What matters here for Kazakhstan
For Kazakhstan, which has declared 2026 the Year of Digitalization and Artificial Intelligence, the Japanese program is of interest primarily for its design: the budgets are incomparable, but the institutional solutions are transferable. The basic elements of the country’s own AI policy are already in place: the first Artificial Intelligence Law in Central Asia has been adopted, a dedicated ministry is operating, the Alem.Cloud and AI-Farabium supercomputer clusters with a combined AI capacity of about 3.6 exaflops have been launched, and the national language models KazLLM and Alem LLM are being developed. The next-stage question is how to turn infrastructure into a sustainable ecosystem. Four takeaways can be drawn from the Japanese experience.
First, selecting a niche based on comparative advantage. Japan is building the program around an asset that gives it a clear edge — industrial data.
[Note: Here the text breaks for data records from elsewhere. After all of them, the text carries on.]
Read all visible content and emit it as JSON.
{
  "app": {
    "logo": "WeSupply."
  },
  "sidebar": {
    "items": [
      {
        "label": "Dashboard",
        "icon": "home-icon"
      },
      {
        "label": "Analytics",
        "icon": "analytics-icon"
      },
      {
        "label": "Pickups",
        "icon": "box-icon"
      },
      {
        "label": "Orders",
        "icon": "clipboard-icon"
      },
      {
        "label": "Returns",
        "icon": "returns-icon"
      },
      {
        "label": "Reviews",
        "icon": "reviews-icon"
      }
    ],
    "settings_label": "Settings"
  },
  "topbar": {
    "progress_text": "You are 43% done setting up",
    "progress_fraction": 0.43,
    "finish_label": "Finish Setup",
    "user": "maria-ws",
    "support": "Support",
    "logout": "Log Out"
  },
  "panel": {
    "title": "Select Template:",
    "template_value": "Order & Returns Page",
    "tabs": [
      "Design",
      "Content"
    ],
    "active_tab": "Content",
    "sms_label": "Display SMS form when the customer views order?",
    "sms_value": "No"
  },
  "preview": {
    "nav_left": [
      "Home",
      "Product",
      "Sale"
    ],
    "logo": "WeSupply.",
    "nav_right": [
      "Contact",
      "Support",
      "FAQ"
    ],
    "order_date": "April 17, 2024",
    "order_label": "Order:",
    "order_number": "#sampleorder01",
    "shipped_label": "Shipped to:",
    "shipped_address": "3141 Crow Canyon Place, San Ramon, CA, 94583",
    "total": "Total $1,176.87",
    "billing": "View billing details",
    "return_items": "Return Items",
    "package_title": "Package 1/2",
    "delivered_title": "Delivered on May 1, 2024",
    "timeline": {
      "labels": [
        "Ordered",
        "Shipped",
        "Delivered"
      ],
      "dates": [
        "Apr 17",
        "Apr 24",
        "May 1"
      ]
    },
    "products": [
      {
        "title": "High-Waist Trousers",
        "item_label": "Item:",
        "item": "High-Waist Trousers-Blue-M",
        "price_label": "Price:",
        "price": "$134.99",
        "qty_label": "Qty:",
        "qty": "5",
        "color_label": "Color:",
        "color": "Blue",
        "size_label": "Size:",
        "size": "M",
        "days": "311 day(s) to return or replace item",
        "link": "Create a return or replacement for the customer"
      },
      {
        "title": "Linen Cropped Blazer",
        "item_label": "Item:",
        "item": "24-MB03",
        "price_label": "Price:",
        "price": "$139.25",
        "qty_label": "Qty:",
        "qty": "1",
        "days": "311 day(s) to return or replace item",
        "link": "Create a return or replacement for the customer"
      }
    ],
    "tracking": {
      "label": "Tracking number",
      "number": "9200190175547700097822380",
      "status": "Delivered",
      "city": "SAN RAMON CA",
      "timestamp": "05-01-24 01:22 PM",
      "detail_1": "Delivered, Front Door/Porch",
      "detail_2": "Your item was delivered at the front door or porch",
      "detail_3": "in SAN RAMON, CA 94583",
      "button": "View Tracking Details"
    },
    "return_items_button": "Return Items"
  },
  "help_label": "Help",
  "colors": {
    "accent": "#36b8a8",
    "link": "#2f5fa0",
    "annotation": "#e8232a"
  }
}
For Kazakhstan, the same logic points to domains with unique national data: the Kazakh language and a multilingual environment, the mining and metallurgical sector, agribusiness, transit logistics, and public services.
Second, results-based funding. A stage-gate process with annual reassessment, external experts, and publication of the results makes it possible to launch long-term projects without unconditional multi-year commitments. The mechanism should be assessed after the first year of the Japanese program.
Third — the terms of public support. The program’s target indicators include the annual transfer of trained weights to third-party Japanese developers, so the entire ecosystem gains access to the results.
Fourth, energy efficiency as a baseline requirement. Japan built low model energy consumption into the KPIs from day one, recognizing that the growth in AI workloads is constrained by the power system. This requirement should be incorporated into national AI projects at the technical specification stage, taking into account Kazakhstan’s commitments to achieve carbon neutrality and its plans to develop AI infrastructure.
The first results of the Japanese experiment are expected soon: the release of the first model is scheduled for the current fiscal year, the first stage-gate — approval of the budget request for the following year — will take place by autumn 2026, and the funding decision will be made in early 2027.